Monsieur Reynaud era moreno y de ojos verdes oscuros, diríase un meridional, y fingía con gran soltura ignorar su estado de salud. Enseguida me resultó simpático; era hermoso y torpe y bastaban cinco minutos a su lado para comprender el amor que su mujer le profesaba.

– Todos están locos si creen que me voy a recuperar -me confesó la segunda noche, después de explicarle detalles sin importancia de mi rutina diaria, para entretenerlo y tal vez para crear una zona de confianza mutua.

– No lo crea -sonreí.

– Usted no lo entiende, Pain. -Su rostro brillaba, ladeado ligeramente hacia mí mientras sus ojos buscaban algo que yo no podía ver.

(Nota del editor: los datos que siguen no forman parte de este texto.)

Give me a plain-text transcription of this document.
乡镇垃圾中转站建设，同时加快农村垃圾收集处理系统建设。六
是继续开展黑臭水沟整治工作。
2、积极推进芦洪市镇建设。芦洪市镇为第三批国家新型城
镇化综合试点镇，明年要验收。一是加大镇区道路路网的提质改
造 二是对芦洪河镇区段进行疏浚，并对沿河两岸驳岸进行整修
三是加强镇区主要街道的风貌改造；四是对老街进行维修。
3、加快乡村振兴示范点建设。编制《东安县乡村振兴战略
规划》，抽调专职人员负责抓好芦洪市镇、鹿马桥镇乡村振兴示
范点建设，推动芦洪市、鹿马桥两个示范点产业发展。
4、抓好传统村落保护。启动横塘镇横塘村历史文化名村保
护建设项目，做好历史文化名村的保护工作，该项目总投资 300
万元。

Estuve junto a él hasta su muerte.

– No debe culparse, todos sabíamos que era inevitable -me consoló el doctor Durand la noche que expiró.

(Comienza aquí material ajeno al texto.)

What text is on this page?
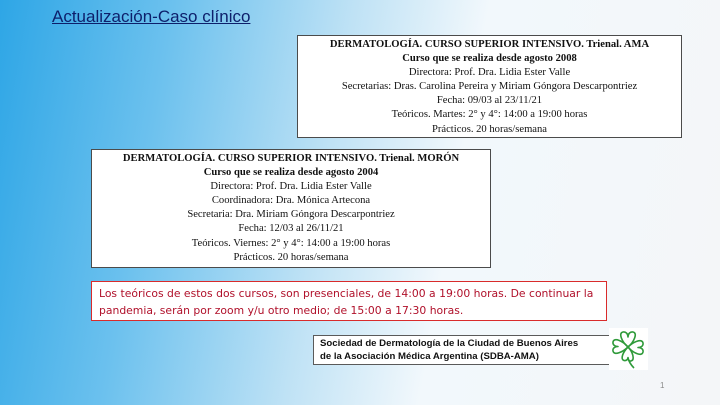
Actualización-Caso clínico
DERMATOLOGÍA. CURSO SUPERIOR INTENSIVO. Trienal. AMA
Curso que se realiza desde agosto 2008
Directora: Prof. Dra. Lidia Ester Valle
Secretarias: Dras. Carolina Pereira y Miriam Góngora Descarpontriez
Fecha: 09/03 al 23/11/21
Teóricos. Martes: 2° y 4°: 14:00 a 19:00 horas
Prácticos. 20 horas/semana
DERMATOLOGÍA. CURSO SUPERIOR INTENSIVO. Trienal. MORÓN
Curso que se realiza desde agosto 2004
Directora: Prof. Dra. Lidia Ester Valle
Coordinadora: Dra. Mónica Artecona
Secretaria: Dra. Miriam Góngora Descarpontriez
Fecha: 12/03 al 26/11/21
Teóricos. Viernes: 2° y 4°: 14:00 a 19:00 horas
Prácticos. 20 horas/semana
Los teóricos de estos dos cursos, son presenciales, de 14:00 a 19:00 horas. De continuar la
pandemia, serán por zoom y/u otro medio; de 15:00 a 17:30 horas.
Sociedad de Dermatología de la Ciudad de Buenos Aires
de la Asociación Médica Argentina (SDBA-AMA)
1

A partir de entonces comencé a ver a madame Reynaud cada quince o veinte días. ¿Una amistad? No lo sé. Tal vez algo más, aunque nuestros encuentros se limitaban a paseos aderezados de diálogos que nunca comprometían opiniones sentimentales o políticas, o que al menos nunca comprometían las de ella; casi siempre era yo quien hablaba y los temas, muy a mi pesar, discurrían entre mi ya un tanto lejana juventud, la Gran Guerra, en la cual combatí, mis intereses por las ciencias ocultas, nuestro común amor por los gatos. También, es cierto, íbamos a sesiones de cine, siempre a instancias mías, o nos guarecíamos en restaurantes de cualquier barrio en donde por lo común permanecíamos en silencio. Un silencio que a ambos nos confortaba. Jamás hubo ninguna alusión íntima o sentimental, a no ser que se considere como tales algunas confidencias inofensivas que solía hacerme sobre su difunto esposo. Para finalizar, nunca nos habíamos visitado en nuestros domicilios particulares (exceptuando la primera vez que madame Reynaud fue a buscarme con la carta de presentación de monsieur Rivette), aunque ambos poseíamos nuestras respectivas direcciones.

Dulcemente, mientras regresaba a casa, comencé a recomponer el rostro febril de monsieur Reynaud al tiempo que meditaba en el hipo del desconocido monsieur Vallejo. Imagen recurrente, reflexioné; en los últimos meses me resultaba difícil no asociar la enfermedad e incluso la belleza con el recuerdo de monsieur Reynaud. Eran casi las doce y había pasado el resto de la velada en un café del barrio de Passy en compañía de un viejo conocido, sastre retirado que dedicaba gran parte de su tiempo al estudio del mesmerismo. Ya no llovía. De alguna manera, pensé, las personas que nos sirven de puente hacia los pacientes revelan el estado más profundo de éstos. Los intermediarios como radiografías. La teoría, ciertamente, era aventurada y en el fondo no creía en ella. ¿Qué me había revelado madame Reynaud de mi futuro paciente si no su propio deseo, un deseo morboso, de verme curar por fin a alguien? ¿Y qué significaba esto si no el justificado deseo de afianzar su confianza en mí? Puesto que no había salvado a su esposo, y ése era mi papel y mi misión cuando aparecí en su vida, debía salvar ahora al esposo de su amiga y dar fe con este acto de una realidad, de un orden lógico y superior dentro del cual podíamos seguir siendo quienes éramos. Tal vez llegar, finalmente, a reconocernos, y tras el reconocimiento cambiar, en mi caso aspirar a la felicidad. (Una felicidad razonable, parecida a la diligencia y a la confianza.) Sin embargo había algo que no calzaba, que intuía en los silencios de madame Reynaud, en mi propio estado sensorial, alerta por razones que desconocía. Un malestar extraordinario subyacía detrás de las cosas más nimias. Creo que vislumbraba el peligro, pero ignoraba su naturaleza.